El pasaje considerado nos presenta el momento cuando los padres de Jesús fueron al templo para presentar al niño y cumplir con el rito de purificación con el que toda mujer tenía que cumplir aproximadamente 40 días después de un parto. La ley judía establecía que la mujer tenía que llevar un cordero para el rito de la purificación, pero si no tenían lo suficiente para ello, le era permitido llevar dos tórtolas o palominos. Allí se encontraba Simeón, “hombre justo y piadoso, que esperaba la consolación de Israel; y el Espíritu Santo estaba sobre él”. Él era un hombre aferrado a su fe, y que —en un tiempo de oscuridad, degradación y desesperación— había albergado en su corazón la esperanza de la redención de su pueblo. La tradición posbíblica lo presenta como un sacerdote, aunque no hay certeza de ello.


La bendición él que tenía era muy especial, pues, aun antes de Pentecostés, ya moraba en él el Espíritu Santo. Fue bajo la influencia del Espíritu Santo que le fue revelada una respuesta divina a su posible oración: él no moriría antes de conocer al Ungido del Señor. Simeón llegó al templo movido por el Espíritu Santo, pues su alma estaba inundada de acción de gracias y alabanzas a Dios. Estando allí, llegaron José y María con Jesús para cumplir con el rito de la purificación.

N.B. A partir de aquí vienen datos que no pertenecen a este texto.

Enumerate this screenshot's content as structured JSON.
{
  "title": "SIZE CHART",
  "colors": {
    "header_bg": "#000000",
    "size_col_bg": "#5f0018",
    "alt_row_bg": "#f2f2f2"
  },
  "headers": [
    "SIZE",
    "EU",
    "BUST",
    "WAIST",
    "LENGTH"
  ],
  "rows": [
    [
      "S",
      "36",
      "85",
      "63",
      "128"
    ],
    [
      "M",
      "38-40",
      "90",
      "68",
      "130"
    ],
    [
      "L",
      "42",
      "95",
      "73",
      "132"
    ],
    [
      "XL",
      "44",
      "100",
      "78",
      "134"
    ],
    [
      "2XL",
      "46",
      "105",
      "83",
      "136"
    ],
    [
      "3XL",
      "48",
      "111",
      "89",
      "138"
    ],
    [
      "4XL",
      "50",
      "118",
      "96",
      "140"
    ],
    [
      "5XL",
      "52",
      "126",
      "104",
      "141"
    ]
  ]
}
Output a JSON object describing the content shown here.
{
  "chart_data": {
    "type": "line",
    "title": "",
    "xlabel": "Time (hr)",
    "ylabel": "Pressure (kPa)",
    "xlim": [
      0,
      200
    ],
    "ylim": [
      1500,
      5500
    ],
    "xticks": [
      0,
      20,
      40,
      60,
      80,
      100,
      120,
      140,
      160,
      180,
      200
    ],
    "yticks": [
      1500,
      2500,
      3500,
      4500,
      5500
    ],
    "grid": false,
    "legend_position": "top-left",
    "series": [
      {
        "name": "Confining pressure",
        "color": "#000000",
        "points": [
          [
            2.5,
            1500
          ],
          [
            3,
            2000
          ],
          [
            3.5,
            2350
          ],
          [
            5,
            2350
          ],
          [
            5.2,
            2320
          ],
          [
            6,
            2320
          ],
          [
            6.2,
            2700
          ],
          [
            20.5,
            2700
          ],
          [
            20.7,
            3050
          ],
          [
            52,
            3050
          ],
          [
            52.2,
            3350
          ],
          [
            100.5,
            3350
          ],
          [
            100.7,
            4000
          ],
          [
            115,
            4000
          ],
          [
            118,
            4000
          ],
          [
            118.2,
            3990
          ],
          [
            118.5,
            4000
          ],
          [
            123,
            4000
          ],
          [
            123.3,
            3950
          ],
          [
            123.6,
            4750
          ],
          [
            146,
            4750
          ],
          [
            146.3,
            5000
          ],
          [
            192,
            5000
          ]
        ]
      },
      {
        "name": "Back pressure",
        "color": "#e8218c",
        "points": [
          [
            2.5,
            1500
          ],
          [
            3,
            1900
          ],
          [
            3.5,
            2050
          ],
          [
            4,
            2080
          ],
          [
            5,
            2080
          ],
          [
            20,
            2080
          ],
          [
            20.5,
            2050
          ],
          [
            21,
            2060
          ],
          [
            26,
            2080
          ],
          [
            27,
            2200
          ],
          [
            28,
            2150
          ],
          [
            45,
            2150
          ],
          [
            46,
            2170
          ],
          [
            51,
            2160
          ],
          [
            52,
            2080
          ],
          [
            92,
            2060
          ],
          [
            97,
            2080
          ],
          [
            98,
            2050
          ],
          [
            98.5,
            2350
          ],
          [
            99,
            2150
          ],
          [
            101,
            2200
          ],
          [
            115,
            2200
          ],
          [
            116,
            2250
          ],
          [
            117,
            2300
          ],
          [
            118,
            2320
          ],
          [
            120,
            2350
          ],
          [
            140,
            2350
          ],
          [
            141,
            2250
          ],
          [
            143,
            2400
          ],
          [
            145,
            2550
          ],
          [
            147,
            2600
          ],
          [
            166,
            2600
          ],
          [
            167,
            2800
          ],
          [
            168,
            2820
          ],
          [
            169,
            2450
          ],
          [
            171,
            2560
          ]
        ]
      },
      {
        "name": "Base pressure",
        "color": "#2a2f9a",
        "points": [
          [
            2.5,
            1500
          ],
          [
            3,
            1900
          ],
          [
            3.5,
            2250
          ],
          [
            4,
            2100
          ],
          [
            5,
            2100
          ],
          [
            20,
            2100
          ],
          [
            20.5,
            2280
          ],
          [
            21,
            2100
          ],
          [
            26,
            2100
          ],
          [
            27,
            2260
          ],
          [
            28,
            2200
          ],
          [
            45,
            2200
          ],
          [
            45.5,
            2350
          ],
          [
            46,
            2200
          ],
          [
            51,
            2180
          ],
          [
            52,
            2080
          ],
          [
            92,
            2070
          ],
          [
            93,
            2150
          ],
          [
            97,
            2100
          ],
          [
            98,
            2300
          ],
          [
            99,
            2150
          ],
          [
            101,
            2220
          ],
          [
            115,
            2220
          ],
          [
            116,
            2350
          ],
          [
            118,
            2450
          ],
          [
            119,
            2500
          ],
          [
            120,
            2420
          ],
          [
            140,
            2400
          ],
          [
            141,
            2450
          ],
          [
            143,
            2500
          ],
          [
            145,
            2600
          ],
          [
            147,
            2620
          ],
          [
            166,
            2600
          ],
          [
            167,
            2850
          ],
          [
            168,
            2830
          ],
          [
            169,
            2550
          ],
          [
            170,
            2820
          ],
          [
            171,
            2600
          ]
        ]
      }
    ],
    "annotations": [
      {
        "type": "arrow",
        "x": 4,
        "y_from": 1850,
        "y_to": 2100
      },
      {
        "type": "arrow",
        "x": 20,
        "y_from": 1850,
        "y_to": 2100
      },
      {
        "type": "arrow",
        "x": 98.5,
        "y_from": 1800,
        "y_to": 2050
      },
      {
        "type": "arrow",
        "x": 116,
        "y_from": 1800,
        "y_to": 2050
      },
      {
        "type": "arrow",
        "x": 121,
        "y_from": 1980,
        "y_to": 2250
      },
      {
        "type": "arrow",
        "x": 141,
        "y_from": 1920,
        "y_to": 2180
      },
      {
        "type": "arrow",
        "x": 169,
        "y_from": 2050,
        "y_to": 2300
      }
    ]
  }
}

Simeón tomó en sus brazos a Jesús y bendijo a Dios con el quinto cántico que encontramos en los primeros capítulos de Lucas, el cual contiene un discurso de despedida y la profecía sobre la misión del niño. El momento decisivo en la vida de Simeón había llegado: él estaba listo para “ser soltado”. Es decir, ya estaba listo para morir porque “en el Espíritu” había visto la salvación y al Salvador. Dios había cumplido su promesa, y en sus brazos estaba aquel que sería el Salvador del mundo. Esa salvación sería para todos los pueblos. Como le fue dicho a Abraham: “en ti serán benditas todas las familias de la tierra”. Simeón vio más allá de las fronteras del judaísmo; él supo por el Espíritu que aquel niño sería el Redentor del mundo.


Luz para revelación a los gentiles y gloria de tu pueblo Israel”. Es necesario que consideremos que, en el pensamiento judío, estaba arraigada la idea de que los pueblos que no eran Israel estaban sumidos en unas tinieblas profundas. Para ellos, Dios solo se revelaba a los judíos como pueblo, mas ahora, en Jesucristo, esos pueblos habrían de experimentar el conocimiento y la salvación de Dios. Esto sería para gloria de Israel, porque la luz del mundo habría de nacer, morir y resucitar en su tierra. Ellos se asombraron por lo que Simeón había dicho acerca del niño; el ángel le había hablado acerca del niño; Elizabeth declaró la bendición que había en María por tener a Jesús; los pastores también dieron testimonio del niño que había nacido, pero ninguno de ellos declaró algo específico acerca del significado del nacimiento de Jesús para la humanidad ni del destino de este. Cuando Simeón entendió lo que significaba ver a Jesús, no pudo hacer nada más que glorificar a Dios y hablar del ministerio de Jesús.


Hoy, segundo domingo de Adviento, al reflexionar en este relato de la Navidad, pienso que, al igual que Simeón, debemos vivir aferrados a la fe, la fe que nos prepara para un encuentro sagrado, para ver la salvación y para dar testimonio a otros de nuestro encuentro con JESÚS.